In choosing the subject matter for his paintings, Fra Angelico followed in the footsteps of the founder of his order, St. Dominic.  It was to St. Dominic that Our Blessed Mother gave the rosary in 1214.  St. Dominic became a Missionary of the Holy Rosary as did priests of his order, including Fra Angelico.

Friar Giovanni’s work was so beautiful that he came to be called “Fra Angelico” because of its almost angelic quality.  He carried on the mission of the Dominicans by expressing his love and understanding of the Mysteries of the Rosary in his beautiful works of art.

Many of the Mysteries of the Rosary as rendered by Fra Angelico are reproduced in St. Mark Church as exact replicas of his paintings.  As a result, this Shrine is dedicated to Blessed Fra Angelico under the patronage of the Blessed Virgin Mary, Queen of the Most Holy Rosary.

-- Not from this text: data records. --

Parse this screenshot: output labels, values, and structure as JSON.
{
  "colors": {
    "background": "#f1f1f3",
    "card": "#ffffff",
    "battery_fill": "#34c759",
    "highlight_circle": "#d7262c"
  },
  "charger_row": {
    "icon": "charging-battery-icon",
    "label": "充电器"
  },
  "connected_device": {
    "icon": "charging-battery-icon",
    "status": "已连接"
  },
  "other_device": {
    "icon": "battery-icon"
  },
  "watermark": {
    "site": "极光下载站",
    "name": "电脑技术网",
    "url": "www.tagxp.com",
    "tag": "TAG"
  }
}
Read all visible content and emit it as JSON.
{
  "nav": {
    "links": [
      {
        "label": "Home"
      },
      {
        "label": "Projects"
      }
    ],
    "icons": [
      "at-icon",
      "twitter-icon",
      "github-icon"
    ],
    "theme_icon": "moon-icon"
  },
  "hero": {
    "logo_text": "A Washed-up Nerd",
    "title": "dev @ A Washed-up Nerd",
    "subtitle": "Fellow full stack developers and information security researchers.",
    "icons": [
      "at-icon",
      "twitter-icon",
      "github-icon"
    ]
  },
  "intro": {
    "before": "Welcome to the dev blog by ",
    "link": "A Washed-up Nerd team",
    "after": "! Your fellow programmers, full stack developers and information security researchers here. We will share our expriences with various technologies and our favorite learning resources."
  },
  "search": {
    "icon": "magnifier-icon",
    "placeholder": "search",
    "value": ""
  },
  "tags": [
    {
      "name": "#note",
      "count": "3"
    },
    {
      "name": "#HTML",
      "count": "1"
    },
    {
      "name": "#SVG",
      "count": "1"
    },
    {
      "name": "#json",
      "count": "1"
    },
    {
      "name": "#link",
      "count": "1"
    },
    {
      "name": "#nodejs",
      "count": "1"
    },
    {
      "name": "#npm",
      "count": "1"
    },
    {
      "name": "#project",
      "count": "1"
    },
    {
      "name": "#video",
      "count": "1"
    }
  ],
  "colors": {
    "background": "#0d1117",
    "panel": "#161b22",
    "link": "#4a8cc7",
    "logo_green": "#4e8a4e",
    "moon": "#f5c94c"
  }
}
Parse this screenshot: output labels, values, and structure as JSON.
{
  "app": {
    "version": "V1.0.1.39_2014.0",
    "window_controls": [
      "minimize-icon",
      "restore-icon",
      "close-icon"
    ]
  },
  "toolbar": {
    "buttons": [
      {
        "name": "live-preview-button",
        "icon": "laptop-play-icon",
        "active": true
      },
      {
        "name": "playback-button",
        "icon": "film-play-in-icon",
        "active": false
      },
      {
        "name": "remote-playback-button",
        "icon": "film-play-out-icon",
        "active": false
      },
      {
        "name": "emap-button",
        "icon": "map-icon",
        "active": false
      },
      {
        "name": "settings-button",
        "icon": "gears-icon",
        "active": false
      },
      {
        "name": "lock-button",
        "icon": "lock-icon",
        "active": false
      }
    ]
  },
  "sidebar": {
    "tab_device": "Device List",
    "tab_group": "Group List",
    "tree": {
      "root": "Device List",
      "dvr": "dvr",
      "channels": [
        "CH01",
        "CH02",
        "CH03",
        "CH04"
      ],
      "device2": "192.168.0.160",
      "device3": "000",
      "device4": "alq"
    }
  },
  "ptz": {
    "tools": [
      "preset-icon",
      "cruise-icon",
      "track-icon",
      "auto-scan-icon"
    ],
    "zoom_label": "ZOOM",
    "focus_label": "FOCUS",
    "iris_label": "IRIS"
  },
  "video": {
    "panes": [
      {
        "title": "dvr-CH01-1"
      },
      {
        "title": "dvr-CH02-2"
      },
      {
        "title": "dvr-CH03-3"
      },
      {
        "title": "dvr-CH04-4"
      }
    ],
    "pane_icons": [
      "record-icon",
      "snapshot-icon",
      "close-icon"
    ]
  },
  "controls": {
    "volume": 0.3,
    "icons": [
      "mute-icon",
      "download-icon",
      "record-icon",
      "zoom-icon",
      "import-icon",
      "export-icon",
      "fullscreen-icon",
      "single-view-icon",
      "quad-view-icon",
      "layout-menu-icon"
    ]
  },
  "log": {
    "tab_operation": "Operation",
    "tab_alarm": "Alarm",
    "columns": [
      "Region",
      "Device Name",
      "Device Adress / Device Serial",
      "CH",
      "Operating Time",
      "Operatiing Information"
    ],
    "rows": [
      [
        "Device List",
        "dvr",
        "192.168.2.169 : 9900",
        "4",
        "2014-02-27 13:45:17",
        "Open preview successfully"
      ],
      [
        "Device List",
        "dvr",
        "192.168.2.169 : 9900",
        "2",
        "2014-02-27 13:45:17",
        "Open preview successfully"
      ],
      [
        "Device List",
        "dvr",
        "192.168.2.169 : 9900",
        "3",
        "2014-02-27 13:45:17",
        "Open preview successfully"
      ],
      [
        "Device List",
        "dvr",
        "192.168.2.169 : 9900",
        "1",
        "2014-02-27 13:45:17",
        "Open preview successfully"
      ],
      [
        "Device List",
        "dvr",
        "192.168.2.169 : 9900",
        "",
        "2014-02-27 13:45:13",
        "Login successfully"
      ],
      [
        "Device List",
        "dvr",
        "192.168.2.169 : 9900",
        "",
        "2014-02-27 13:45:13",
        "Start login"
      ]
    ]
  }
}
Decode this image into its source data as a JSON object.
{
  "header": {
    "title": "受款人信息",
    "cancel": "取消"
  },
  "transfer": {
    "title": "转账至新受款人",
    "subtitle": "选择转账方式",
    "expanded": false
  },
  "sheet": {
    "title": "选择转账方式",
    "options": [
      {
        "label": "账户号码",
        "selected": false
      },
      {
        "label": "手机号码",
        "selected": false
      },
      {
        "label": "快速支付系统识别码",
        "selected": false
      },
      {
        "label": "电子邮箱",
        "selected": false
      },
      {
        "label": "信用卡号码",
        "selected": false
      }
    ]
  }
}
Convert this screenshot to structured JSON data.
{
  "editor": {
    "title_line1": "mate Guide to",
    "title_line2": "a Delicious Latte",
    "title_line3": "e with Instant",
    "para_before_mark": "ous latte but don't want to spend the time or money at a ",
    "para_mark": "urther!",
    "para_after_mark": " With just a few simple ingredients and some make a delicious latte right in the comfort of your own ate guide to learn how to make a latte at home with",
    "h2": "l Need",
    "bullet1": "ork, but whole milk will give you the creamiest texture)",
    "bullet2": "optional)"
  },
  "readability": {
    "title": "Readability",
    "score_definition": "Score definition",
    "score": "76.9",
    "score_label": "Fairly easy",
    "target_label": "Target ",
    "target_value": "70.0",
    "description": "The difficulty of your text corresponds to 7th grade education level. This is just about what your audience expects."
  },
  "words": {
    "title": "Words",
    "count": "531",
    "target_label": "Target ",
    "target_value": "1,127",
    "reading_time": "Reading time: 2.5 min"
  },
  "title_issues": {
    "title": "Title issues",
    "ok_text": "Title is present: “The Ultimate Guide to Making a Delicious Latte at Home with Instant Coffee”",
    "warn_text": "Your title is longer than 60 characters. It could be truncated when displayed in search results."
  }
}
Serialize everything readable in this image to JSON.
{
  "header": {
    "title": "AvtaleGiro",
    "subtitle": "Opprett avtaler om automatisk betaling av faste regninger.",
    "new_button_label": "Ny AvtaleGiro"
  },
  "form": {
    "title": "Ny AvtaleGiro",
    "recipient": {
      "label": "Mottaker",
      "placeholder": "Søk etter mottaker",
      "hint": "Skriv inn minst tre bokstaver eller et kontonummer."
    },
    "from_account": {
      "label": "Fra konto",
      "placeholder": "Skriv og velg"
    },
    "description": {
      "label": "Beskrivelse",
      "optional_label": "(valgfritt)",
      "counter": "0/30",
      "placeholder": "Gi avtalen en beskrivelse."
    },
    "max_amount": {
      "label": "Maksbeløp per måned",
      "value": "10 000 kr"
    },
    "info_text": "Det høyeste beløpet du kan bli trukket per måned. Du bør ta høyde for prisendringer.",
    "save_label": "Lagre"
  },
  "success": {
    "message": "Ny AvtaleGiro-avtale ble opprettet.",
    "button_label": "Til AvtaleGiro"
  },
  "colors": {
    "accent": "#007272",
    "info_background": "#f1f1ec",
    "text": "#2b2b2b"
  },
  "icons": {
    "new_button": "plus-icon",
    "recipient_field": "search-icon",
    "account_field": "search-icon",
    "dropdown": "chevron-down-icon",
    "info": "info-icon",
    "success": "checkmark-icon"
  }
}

Fra Angelico died in Rome in February 1455, a few weeks before his patron, Pope Nicholas V.  The epitaph for his tomb in the Dominican Church of Santa Maria sopra Minerva reads in part:

“A religious, he was a brother of the holy order of St. Dominic, and was himself a true servant of God.  His disciples bewail the loss of so great a master, for who will find another brush like his?  His fatherland and his order lament the death of a consummate painter, who had no equal in his art.”